The other problem...the Blues Brothers had ALREADY been adapted to a musical. Albeit one over in the West End, but still a musical nonetheless.  So that put a damper on things, then I was asked to take part in the play...the part I wanted to do and wrote out for myself was scrapped and I got fucking stuck playing a character who didn't have any lines, all my character did was show up during the big battle,  I was one of the opposing warriors...nothing more than a minion to the main antagonist and that was it...I didn't get to say anything,  I just fucking died and that was it. Sure, everyone else got a line and a song...but not me, nope...I got to fucking die...yipee.  I basically attended rehearsals but refused to show up on the night of the production,  I refused to show up and do my part on the stage and stayed home.  Theeeeen...the day after we all had a group assembly,  and there was this whole big middle section in which they talked about the play and were praising it like it was the next hit Andrew Lloyd Webber production,  that's when I stood up and pretty much heckled the tutors.  That crappy play didn't deserve praise, it was terrible and yet people who were dumb enough to go and see the play including parents and relatives who just came to see their offspring perform enjoyed it?  

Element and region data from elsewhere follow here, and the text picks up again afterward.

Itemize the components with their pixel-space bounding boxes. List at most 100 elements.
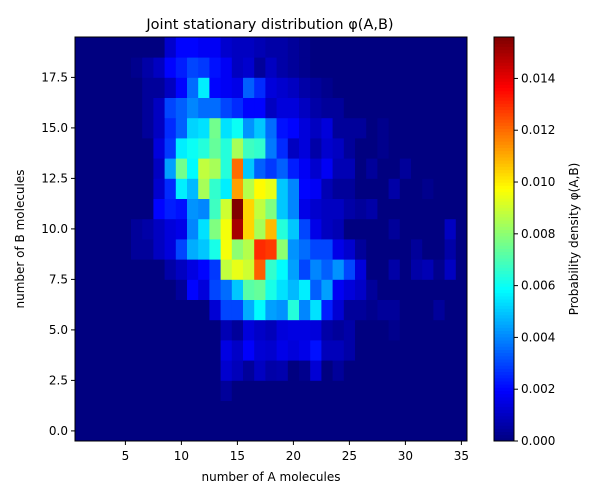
colorbar-segment (494, 106, 514, 111)
y-tick-label: 7.5 (49, 272, 68, 286)
heatmap-cell (75, 117, 87, 139)
heatmap-cell (366, 158, 378, 179)
heatmap-cell (175, 158, 188, 179)
heatmap-cell (187, 37, 199, 58)
heatmap-cell (243, 138, 255, 159)
heatmap-cell (343, 279, 356, 300)
heatmap-cell (187, 279, 199, 300)
x-tick-label: 10 (174, 449, 189, 463)
heatmap-cell (175, 97, 188, 119)
heatmap-cell (254, 279, 266, 300)
heatmap-cell (75, 340, 87, 361)
heatmap-cell (75, 259, 87, 280)
heatmap-cell (411, 299, 423, 321)
heatmap-cell (86, 299, 98, 321)
heatmap-cell (198, 299, 210, 321)
heatmap-cell (310, 77, 322, 98)
colorbar-segment (494, 437, 514, 442)
heatmap-cell (355, 178, 367, 199)
colorbar-segment (494, 324, 514, 328)
heatmap-cell (119, 299, 132, 321)
heatmap-cell (411, 279, 423, 300)
heatmap-cell (444, 279, 457, 300)
x-tick-label: 20 (286, 449, 301, 463)
heatmap-cell (265, 420, 277, 442)
heatmap-cell (299, 279, 311, 300)
heatmap-cell (377, 77, 389, 98)
heatmap-cell (86, 37, 98, 58)
heatmap-cell (332, 178, 345, 199)
heatmap-cell (131, 117, 143, 139)
heatmap-cell (209, 158, 221, 179)
heatmap-cell (198, 37, 210, 58)
heatmap-cell (187, 117, 199, 139)
heatmap-cell (455, 178, 468, 199)
heatmap-cell (366, 299, 378, 321)
heatmap-cell (355, 279, 367, 300)
heatmap-cell (433, 77, 445, 98)
heatmap-cell (388, 178, 401, 199)
heatmap-cell (343, 37, 356, 58)
heatmap-cell (276, 178, 289, 199)
heatmap-cell (321, 77, 333, 98)
y-tick-label: 12.5 (41, 171, 68, 185)
heatmap-cell (209, 239, 221, 260)
heatmap-cell (75, 420, 87, 442)
heatmap-cell (220, 420, 233, 442)
heatmap-cell (343, 57, 356, 78)
colorbar-segment (494, 305, 514, 309)
heatmap-cell (321, 380, 333, 401)
colorbar-segment (494, 112, 514, 117)
heatmap-cell (187, 218, 199, 240)
heatmap-cell (108, 400, 121, 422)
colorbar-segment (494, 251, 514, 256)
heatmap-cell (198, 138, 210, 159)
heatmap-cell (433, 117, 445, 139)
heatmap-cell (198, 340, 210, 361)
colorbar-segment (494, 355, 514, 360)
colorbar-segment (494, 317, 514, 322)
colorbar-segment (494, 185, 514, 189)
heatmap-cell (220, 319, 233, 341)
heatmap-cell (86, 319, 98, 341)
heatmap-cell (254, 299, 266, 321)
heatmap-cell (422, 138, 434, 159)
heatmap-cell (142, 37, 154, 58)
heatmap-cell (86, 259, 98, 280)
colorbar-segment (494, 144, 514, 148)
heatmap-cell (142, 198, 154, 220)
heatmap-cell (299, 360, 311, 381)
heatmap-cell (97, 97, 109, 119)
colorbar-segment (494, 182, 514, 186)
heatmap-cell (209, 319, 221, 341)
colorbar-segment (494, 115, 514, 120)
heatmap-cell (131, 37, 143, 58)
heatmap-cell (164, 319, 177, 341)
heatmap-cell (422, 340, 434, 361)
heatmap-cell (86, 340, 98, 361)
colorbar-segment (494, 122, 514, 126)
heatmap-cell (343, 97, 356, 119)
heatmap-cell (265, 279, 277, 300)
heatmap-cell (366, 340, 378, 361)
heatmap-cell (321, 400, 333, 422)
colorbar-segment (494, 428, 514, 433)
heatmap-cell (86, 400, 98, 422)
colorbar-segment (494, 100, 514, 104)
heatmap-cell (97, 319, 109, 341)
heatmap-cell (411, 138, 423, 159)
heatmap-cell (97, 239, 109, 260)
colorbar-segment (494, 387, 514, 391)
heatmap-cell (209, 57, 221, 78)
heatmap-cell (153, 178, 165, 199)
heatmap-cell (175, 259, 188, 280)
colorbar-tick-label: 0.010 (521, 175, 555, 189)
heatmap-cell (287, 360, 300, 381)
heatmap-cell (343, 380, 356, 401)
colorbar-segment (494, 188, 514, 193)
colorbar-segment (494, 415, 514, 420)
heatmap-cell (388, 77, 401, 98)
heatmap-cell (444, 138, 457, 159)
heatmap-cell (231, 97, 244, 119)
heatmap-cell (310, 57, 322, 78)
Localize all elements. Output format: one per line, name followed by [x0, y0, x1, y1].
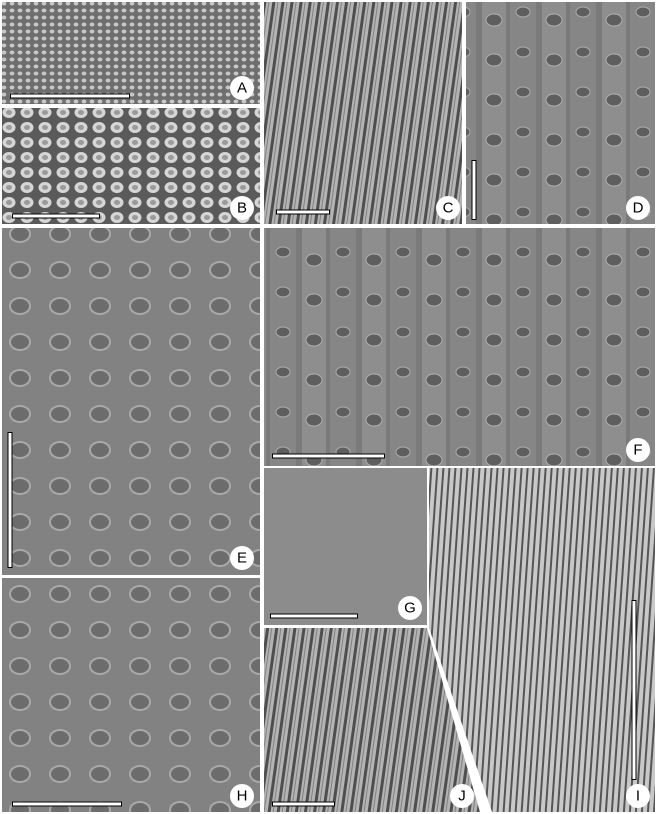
panel-label: A	[237, 80, 247, 97]
micrograph-panel	[466, 2, 655, 224]
micrograph-panel	[264, 228, 655, 466]
label-badge	[626, 784, 650, 808]
label-badge	[230, 196, 254, 220]
panel-label: G	[404, 600, 416, 617]
micrograph-panel	[2, 228, 260, 575]
panel-label: F	[633, 442, 642, 459]
label-badge	[626, 196, 650, 220]
micrograph-panel	[2, 578, 260, 812]
label-badge	[436, 196, 460, 220]
panel-label: I	[636, 788, 640, 805]
label-badge	[398, 596, 422, 620]
label-badge	[230, 784, 254, 808]
panel-label: J	[458, 788, 466, 805]
panel-label: D	[633, 200, 644, 217]
micrograph-panel	[429, 468, 655, 812]
label-badge	[450, 784, 474, 808]
panel-label: B	[237, 200, 247, 217]
label-badge	[626, 438, 650, 462]
panel-label: E	[237, 550, 247, 567]
micrograph-panel	[264, 2, 462, 224]
panel-label: C	[443, 200, 454, 217]
micrograph-panel	[2, 108, 260, 224]
micrograph-panel	[2, 2, 260, 104]
micrograph-panel	[264, 468, 427, 625]
label-badge	[230, 546, 254, 570]
micrograph-panel	[264, 628, 480, 812]
panel-label: H	[237, 788, 248, 805]
label-badge	[230, 76, 254, 100]
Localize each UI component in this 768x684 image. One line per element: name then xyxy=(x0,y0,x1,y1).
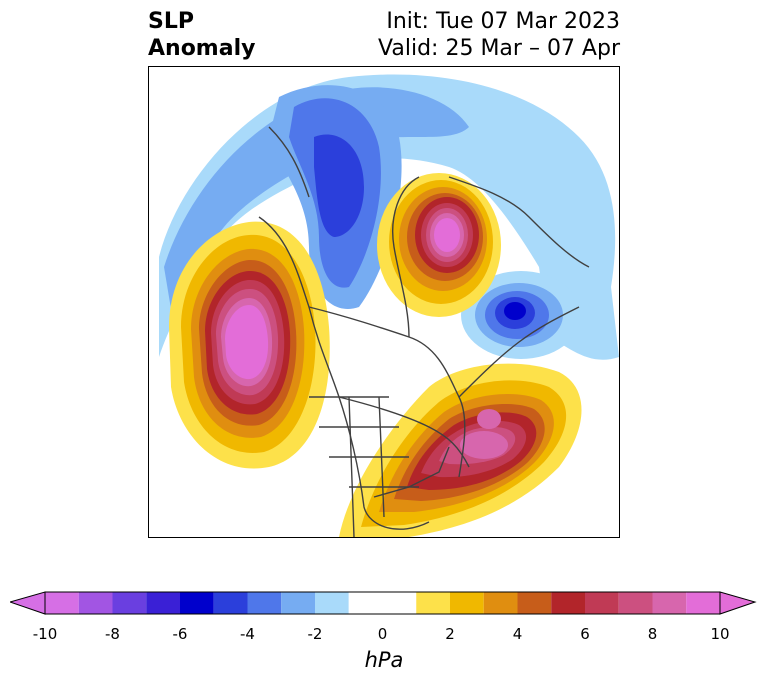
colorbar-tick-label: -4 xyxy=(240,625,255,643)
colorbar-bin-2 xyxy=(112,592,147,614)
colorbar-tick-label: 0 xyxy=(377,625,388,643)
colorbar-tick-label: 10 xyxy=(710,625,730,643)
colorbar-bin-6 xyxy=(247,592,282,614)
colorbar-bin-11 xyxy=(450,592,484,614)
colorbar-extend-high xyxy=(719,591,757,615)
valid-range: Valid: 25 Mar – 07 Apr xyxy=(378,36,620,61)
colorbar-tick-label: -10 xyxy=(32,625,58,643)
colorbar-bin-13 xyxy=(517,592,552,614)
colorbar-bin-7 xyxy=(281,592,315,614)
canadian-low xyxy=(269,85,402,309)
colorbar-tick-label: 2 xyxy=(445,625,455,643)
colorbar-bin-4 xyxy=(180,592,214,614)
colorbar-bin-8 xyxy=(315,592,349,614)
colorbar-tick-label: -6 xyxy=(172,625,188,643)
colorbar-bin-0 xyxy=(45,592,79,614)
colorbar-bin-1 xyxy=(78,592,113,614)
colorbar-tick-label: 8 xyxy=(647,625,658,643)
colorbar-extend-low xyxy=(10,591,46,615)
colorbar-bin-12 xyxy=(483,592,518,614)
colorbar-units: hPa xyxy=(364,648,404,672)
colorbar-bin-18 xyxy=(686,592,720,614)
title-variable-line2: Anomaly xyxy=(148,36,256,61)
atlantic-high xyxy=(339,363,582,537)
pacific-high xyxy=(169,221,330,469)
chart-dates: Init: Tue 07 Mar 2023 Valid: 25 Mar – 07… xyxy=(378,8,620,62)
colorbar-tick-label: -2 xyxy=(307,625,323,643)
colorbar-bin-17 xyxy=(652,592,687,614)
init-date: Init: Tue 07 Mar 2023 xyxy=(386,9,620,34)
colorbar-tick-label: 4 xyxy=(512,625,523,643)
map-panel xyxy=(148,66,620,538)
colorbar-bin-3 xyxy=(146,592,180,614)
colorbar-tick-label: -8 xyxy=(105,625,120,643)
european-low xyxy=(461,271,581,359)
colorbar-bin-10 xyxy=(416,592,450,614)
colorbar xyxy=(10,591,757,615)
colorbar-bin-16 xyxy=(618,592,653,614)
coastlines xyxy=(258,126,590,537)
colorbar-bin-9 xyxy=(348,592,417,614)
chart-title: SLP Anomaly xyxy=(148,8,255,62)
colorbar-bin-14 xyxy=(551,592,585,614)
colorbar-bin-5 xyxy=(213,592,248,614)
arctic-high xyxy=(377,173,501,317)
anomaly-map xyxy=(159,74,619,537)
title-variable-line1: SLP xyxy=(148,9,194,34)
colorbar-tick-label: 6 xyxy=(580,625,590,643)
colorbar-bin-15 xyxy=(585,592,619,614)
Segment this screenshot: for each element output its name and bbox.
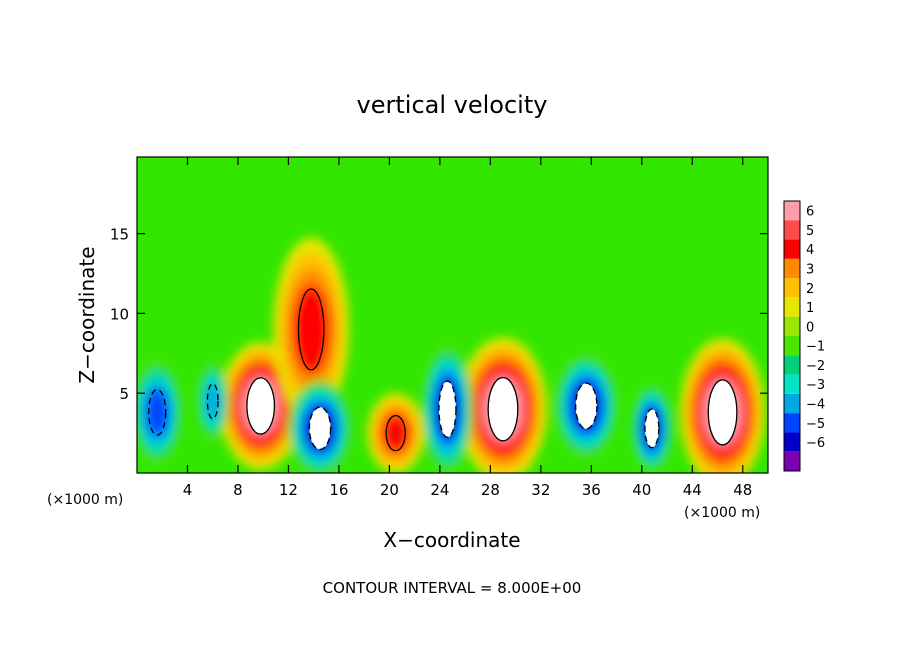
field-core-0 (246, 377, 275, 435)
field-core-5 (309, 407, 331, 450)
contour-2 (487, 376, 519, 442)
colorbar-segment-2 (784, 239, 800, 259)
field-band-10-4 (204, 381, 221, 421)
colorbar-label-2: 4 (806, 243, 814, 258)
colorbar-segment-8 (784, 355, 800, 375)
x-tick-label-32: 32 (531, 481, 550, 499)
x-tick-label-12: 12 (279, 481, 298, 499)
colorbar-label-5: 1 (806, 301, 814, 316)
field-core-8 (645, 409, 659, 448)
colorbar-label-4: 2 (806, 282, 814, 297)
colorbar-label-12: −6 (806, 436, 825, 451)
colorbar-label-11: −5 (806, 417, 825, 432)
colorbar-segment-13 (784, 451, 800, 471)
y-axis: 5 10 15 (110, 226, 768, 403)
contour-3 (707, 379, 738, 446)
colorbar-label-0: 6 (806, 205, 814, 220)
colorbar-segment-1 (784, 220, 800, 240)
colorbar-label-9: −3 (806, 378, 825, 393)
colorbar-segment-6 (784, 316, 800, 336)
contour-lines (148, 288, 738, 452)
x-tick-label-20: 20 (380, 481, 399, 499)
contour-5 (308, 406, 332, 451)
x-axis-label: X−coordinate (383, 528, 520, 552)
colorbar-segment-12 (784, 432, 800, 452)
plot-area (136, 156, 769, 474)
contour-1 (297, 288, 325, 371)
contour-10 (206, 382, 219, 420)
x-tick-label-40: 40 (632, 481, 651, 499)
contour-4 (385, 414, 406, 452)
x-tick-label-4: 4 (183, 481, 193, 499)
y-tick-label-10: 10 (110, 305, 129, 323)
colorbar-label-8: −2 (806, 359, 825, 374)
colorbar-frame (783, 200, 801, 472)
colorbar-segment-11 (784, 413, 800, 433)
x-axis-unit-right: (×1000 m) (684, 505, 760, 521)
colorbar-segment-5 (784, 297, 800, 317)
field-core-7 (575, 383, 597, 429)
field-band-9-5 (145, 388, 169, 437)
contour-6 (438, 380, 457, 438)
colorbar-segment-10 (784, 393, 800, 414)
field-band-1-4 (292, 284, 330, 375)
colorbar: 6 5 4 3 2 1 0 −1 −2 −3 −4 −5 −6 (783, 200, 825, 472)
contour-7 (575, 382, 598, 430)
contour-8 (644, 408, 660, 449)
colorbar-label-3: 3 (806, 263, 814, 278)
colorbar-segment-3 (784, 258, 800, 279)
colorbar-segment-4 (784, 278, 800, 298)
x-tick-label-36: 36 (582, 481, 601, 499)
field-core-3 (708, 379, 737, 445)
x-axis: 4 8 12 16 20 24 28 32 36 40 44 48 (183, 157, 752, 499)
field-core-6 (438, 381, 456, 438)
x-tick-label-28: 28 (481, 481, 500, 499)
contour-interval-footer: CONTOUR INTERVAL = 8.000E+00 (323, 579, 582, 597)
y-axis-label: Z−coordinate (75, 246, 99, 383)
x-tick-label-48: 48 (733, 481, 752, 499)
colorbar-segment-9 (784, 374, 800, 394)
colorbar-label-10: −4 (806, 398, 825, 413)
colorbar-label-1: 5 (806, 224, 814, 239)
colorbar-segment-7 (784, 336, 800, 356)
x-tick-label-16: 16 (329, 481, 348, 499)
chart-title: vertical velocity (357, 91, 548, 119)
plot-frame (136, 156, 769, 474)
x-tick-label-8: 8 (233, 481, 243, 499)
colorbar-segment-0 (784, 201, 800, 221)
contour-0 (246, 377, 276, 435)
field-core-2 (488, 377, 518, 441)
colorbar-label-6: 0 (806, 320, 814, 335)
y-tick-label-5: 5 (119, 385, 129, 403)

Basically after heckling the tutor I got in trouble with the head tutor of my group...and that's when I snapped, especially after I had been nothing but a good, perfect koala-girl and a model actress throughout my years at this particular drama school,  not breaking anything, not fighting with other students, and just being helpful,  but it was my heckling that got me in trouble?  Uhhh...I was giving out critique for pete's sake, I thought that play was awful and was speaking my mind.  So that nosy rat of a head tutor pretty much ratted out to my mother/manager in a 'production' journal that I had struck out at them.   And then...I snapped.  Dark thoughts slowly entered my mind as my opinion on this head tutor changed from sort of appreciating them to wanting to see her suffer along with the rest of those snobs.  I thought I could trust her but noooooo...she was a two-timing stuck up bitch who wouldn't know a masterpiece even if it asked her out on a date.  Those dark thoughts influenced me further,  I attempted to ignore them but it got much worse...since me and Mel share the same powers, the dark thoughts influenced my auras and powers...making me want to unleash them on those people and eventually they took over....basically I went into Crazy Aykroyd mode for the first time, now in case you don't know why it's called that...it's because whenever that happens I tend to act like Aykroyd whenever he plays a character who isn't all there in the head.  

When I entered that mode...it was nothing like I had ever experienced before,  I unleashed my dark powers on those snobs...unleashing hordes of the undead and placing curses upon all of them, cackling like a mad-woman.  I couldn't help it really, the first time it happened..was unexpected.